Dreamland Action (2)  Reverend Pain - Die Zeit der Finsternis


Produktion & Regie: Thomas Birker
Skript: Thomas Birker & Alex Streb
Musik: Tom Steinbrecher, Andreas Max, Sven Harms, Boris Delic, Fank Itt und Thorsten Heintsch

Dreamland Productions 2010
50 Minuten + Interview mit Gernot Endemann




Erzähler: Günter Karl
Intro-Erzähler: Friedrich Schönfelder
Reverend Pain: Engelbert von Nordhausen
Senna Rendall: Ulrike Stürzbecher
Graf Orlov: K.-Dieter Klebsch
Olga Blair: Karin Lieneweg
Mr. Randall: Gernot Endemann
Sandy Randall: Marie Bierstedt
Henry Bricks: Hennes Bender
Reverend Hurt: Christian Rode
Bürgermeister: Helmut Winkelmann
Vampir: Martin Keßler
Vampirin: Sabina Godec
Vampirkreaturen: Olaf Böttcher, Björn Schwenzer, Daniel Antonowicz, Thomas Birker und Marion von Stengel



AUS DER CHRONIK DER PRIESTERSCHAFT:
Wir befinden uns in einer Zukunft, einer dunkeln Zukunft.
Die Welt ist gottlos geworden.
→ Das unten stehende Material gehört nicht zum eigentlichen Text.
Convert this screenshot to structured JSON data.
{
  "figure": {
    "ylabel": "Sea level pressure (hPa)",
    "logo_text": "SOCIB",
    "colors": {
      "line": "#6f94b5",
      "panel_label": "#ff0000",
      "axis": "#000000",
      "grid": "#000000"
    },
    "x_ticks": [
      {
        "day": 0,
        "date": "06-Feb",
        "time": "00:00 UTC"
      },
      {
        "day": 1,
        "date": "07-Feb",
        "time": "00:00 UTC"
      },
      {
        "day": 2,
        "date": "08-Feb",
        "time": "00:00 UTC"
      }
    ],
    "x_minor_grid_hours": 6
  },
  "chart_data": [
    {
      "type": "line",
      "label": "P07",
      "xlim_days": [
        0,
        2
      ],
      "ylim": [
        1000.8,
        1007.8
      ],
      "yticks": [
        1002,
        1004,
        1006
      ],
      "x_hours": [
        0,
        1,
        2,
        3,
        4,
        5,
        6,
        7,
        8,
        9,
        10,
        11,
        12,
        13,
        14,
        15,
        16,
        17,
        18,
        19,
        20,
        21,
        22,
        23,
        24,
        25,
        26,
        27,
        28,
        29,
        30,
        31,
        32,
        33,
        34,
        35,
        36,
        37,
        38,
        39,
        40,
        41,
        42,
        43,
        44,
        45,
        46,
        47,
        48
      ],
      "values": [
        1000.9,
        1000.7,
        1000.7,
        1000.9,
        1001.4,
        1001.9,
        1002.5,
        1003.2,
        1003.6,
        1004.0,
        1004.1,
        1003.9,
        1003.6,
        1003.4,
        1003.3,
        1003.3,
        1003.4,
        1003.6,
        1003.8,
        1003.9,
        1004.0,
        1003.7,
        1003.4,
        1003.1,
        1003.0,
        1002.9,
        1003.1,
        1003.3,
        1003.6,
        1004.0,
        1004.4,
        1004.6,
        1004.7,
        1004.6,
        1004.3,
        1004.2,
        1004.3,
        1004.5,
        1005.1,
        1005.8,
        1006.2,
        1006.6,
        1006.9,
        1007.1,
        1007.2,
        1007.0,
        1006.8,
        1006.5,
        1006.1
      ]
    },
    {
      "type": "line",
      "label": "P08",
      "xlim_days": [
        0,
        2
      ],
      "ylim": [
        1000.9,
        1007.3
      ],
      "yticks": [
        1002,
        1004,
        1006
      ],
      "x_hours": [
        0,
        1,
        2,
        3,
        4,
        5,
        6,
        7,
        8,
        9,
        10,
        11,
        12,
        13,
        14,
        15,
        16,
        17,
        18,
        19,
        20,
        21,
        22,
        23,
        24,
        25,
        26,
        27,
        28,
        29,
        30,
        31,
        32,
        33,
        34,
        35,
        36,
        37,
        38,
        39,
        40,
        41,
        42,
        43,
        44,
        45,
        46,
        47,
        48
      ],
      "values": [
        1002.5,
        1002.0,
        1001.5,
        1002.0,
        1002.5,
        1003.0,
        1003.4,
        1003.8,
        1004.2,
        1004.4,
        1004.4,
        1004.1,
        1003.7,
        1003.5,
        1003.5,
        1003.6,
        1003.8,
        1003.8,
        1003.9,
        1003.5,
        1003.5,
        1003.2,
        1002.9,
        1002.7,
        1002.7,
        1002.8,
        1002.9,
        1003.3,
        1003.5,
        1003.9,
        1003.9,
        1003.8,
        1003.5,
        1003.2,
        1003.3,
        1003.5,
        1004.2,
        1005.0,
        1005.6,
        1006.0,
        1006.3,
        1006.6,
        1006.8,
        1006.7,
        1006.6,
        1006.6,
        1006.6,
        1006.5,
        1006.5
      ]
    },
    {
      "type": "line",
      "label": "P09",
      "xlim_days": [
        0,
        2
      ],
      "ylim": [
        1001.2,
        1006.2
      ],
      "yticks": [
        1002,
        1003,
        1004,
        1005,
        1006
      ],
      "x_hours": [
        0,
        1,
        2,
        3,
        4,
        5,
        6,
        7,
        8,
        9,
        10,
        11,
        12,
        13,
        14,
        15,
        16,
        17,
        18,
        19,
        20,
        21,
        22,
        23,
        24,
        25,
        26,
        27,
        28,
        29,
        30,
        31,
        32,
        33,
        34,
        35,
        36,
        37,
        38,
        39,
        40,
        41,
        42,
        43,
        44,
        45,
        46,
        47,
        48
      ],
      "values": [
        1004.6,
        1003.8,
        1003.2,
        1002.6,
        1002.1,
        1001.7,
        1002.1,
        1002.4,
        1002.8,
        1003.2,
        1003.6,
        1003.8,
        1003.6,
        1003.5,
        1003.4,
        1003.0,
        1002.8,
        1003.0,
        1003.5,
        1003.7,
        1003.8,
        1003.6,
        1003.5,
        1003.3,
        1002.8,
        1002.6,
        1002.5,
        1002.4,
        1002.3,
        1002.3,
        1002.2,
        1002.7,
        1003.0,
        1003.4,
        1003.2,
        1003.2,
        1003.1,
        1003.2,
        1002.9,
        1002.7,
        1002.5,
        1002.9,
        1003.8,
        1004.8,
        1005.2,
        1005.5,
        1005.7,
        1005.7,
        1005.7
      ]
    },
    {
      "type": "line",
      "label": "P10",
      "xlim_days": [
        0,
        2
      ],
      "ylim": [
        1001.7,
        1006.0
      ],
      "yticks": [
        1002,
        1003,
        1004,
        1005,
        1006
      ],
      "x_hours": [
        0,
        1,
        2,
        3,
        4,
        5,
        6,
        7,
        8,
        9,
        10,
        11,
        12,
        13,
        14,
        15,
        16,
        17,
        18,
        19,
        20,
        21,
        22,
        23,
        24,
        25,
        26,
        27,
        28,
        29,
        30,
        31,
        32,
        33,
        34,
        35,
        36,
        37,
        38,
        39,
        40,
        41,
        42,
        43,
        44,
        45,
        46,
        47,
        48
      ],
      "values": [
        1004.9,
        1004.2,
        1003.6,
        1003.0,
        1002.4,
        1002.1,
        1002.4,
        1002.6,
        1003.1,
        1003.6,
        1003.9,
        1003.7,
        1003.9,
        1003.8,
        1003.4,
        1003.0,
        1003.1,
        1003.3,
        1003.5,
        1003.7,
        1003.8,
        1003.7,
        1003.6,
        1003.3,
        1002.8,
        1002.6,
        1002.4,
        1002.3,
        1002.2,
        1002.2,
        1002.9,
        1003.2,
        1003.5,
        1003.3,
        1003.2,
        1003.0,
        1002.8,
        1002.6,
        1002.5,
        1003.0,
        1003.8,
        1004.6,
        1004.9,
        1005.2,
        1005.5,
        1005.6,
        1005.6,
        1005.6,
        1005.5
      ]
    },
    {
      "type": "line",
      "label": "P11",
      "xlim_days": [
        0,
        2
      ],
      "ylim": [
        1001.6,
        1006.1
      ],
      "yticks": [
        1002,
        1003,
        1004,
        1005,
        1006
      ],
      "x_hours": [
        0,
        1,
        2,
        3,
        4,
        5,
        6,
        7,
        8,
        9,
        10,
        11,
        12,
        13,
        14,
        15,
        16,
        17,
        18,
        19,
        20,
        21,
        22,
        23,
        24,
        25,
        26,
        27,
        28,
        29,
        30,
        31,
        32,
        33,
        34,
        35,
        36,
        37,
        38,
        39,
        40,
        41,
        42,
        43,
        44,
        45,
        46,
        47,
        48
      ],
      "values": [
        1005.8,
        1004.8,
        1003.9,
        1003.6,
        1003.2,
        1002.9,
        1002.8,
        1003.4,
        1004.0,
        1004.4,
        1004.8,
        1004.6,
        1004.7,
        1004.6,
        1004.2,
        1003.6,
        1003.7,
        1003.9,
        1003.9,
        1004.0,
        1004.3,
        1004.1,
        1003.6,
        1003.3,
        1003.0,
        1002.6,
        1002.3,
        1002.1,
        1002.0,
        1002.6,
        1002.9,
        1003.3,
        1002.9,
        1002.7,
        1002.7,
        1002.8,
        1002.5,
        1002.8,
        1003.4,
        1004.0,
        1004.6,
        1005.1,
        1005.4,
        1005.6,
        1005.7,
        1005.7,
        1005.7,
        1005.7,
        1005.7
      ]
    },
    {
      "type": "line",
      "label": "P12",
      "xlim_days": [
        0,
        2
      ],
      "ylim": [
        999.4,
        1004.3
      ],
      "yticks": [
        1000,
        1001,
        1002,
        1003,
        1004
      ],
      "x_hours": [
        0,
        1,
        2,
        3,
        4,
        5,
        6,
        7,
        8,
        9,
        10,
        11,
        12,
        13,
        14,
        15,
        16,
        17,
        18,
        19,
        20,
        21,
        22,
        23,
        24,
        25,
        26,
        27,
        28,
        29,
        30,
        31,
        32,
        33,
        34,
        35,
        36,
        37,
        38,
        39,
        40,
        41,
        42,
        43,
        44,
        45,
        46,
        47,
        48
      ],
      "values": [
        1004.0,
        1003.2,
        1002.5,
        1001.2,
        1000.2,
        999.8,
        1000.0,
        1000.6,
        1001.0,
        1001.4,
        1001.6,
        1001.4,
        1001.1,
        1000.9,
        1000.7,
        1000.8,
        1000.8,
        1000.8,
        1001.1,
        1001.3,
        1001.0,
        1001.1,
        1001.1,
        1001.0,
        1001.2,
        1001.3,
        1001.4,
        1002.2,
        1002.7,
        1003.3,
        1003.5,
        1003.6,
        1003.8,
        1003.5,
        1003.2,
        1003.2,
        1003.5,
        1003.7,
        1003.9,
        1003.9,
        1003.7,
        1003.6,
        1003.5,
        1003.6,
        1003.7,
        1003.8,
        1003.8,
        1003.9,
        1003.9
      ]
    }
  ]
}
In den großen Industrienationen gibt es so gut wie keinen Glauben mehr. Allein das Geld regierte. Die Dämonenhorden der Hölle nutzten dies und stürzten die Menschen in Angst und Chaos. Doch die Priesterschaft stellte sich gegen sie, vernichtete die Dämonen oder trieb sie zurück in die Hölle.
Doch noch immer gibt es überall auf der Welt Dämonen-Nester. Die Priesterschaft schützt die Menschen gegen die Kreaturen der Finsternis, die noch auf der Erde verweilen. Und sie schickt ihre Reverends aus, die sich den Mächten des Schreckens überall auf der Welt stellen. Einer dieser Männer ist REVEREND PAIN…


Bemerkungen:

Wie schon im Auftakt zur Reihe, erzählt man auch in Folge 2 der Reihe "Dreamland Action" eine Geschichte, die nicht ganz plausibel macht, warum man diesen Obertitel gewählt hat. Auch hier gibt es eine einfache, sehr trashige Geschichte, die zwar einen recht originellen Rahmen, aber einen sehr uninspirierten Plot besitzt. Dieser folgt nämlich der sehr gewohnten Form einer typischen Vampirgeschichte.
Die Idee hinter "Reverend Pain" ist dabei vielversprechend. Ein Pfarrer, der sich martialisch und mit berufsfremden Klischees versehen ins Dämonengetümmel stürzt, das kann interessant werden, zumal die Handlung ja auch noch in der Zukunft spielt. Dieser Rahmen, der sich etwas im Genre heraushebt, hat für meinen Geschmack zu wenig Einfluss auf die Geschichte und ist insoweit austauschbar. Hier hätte man insoweit mehr Gewicht auf eine Verzahnung der Besonderheiten in den Plot Wert legen sollen.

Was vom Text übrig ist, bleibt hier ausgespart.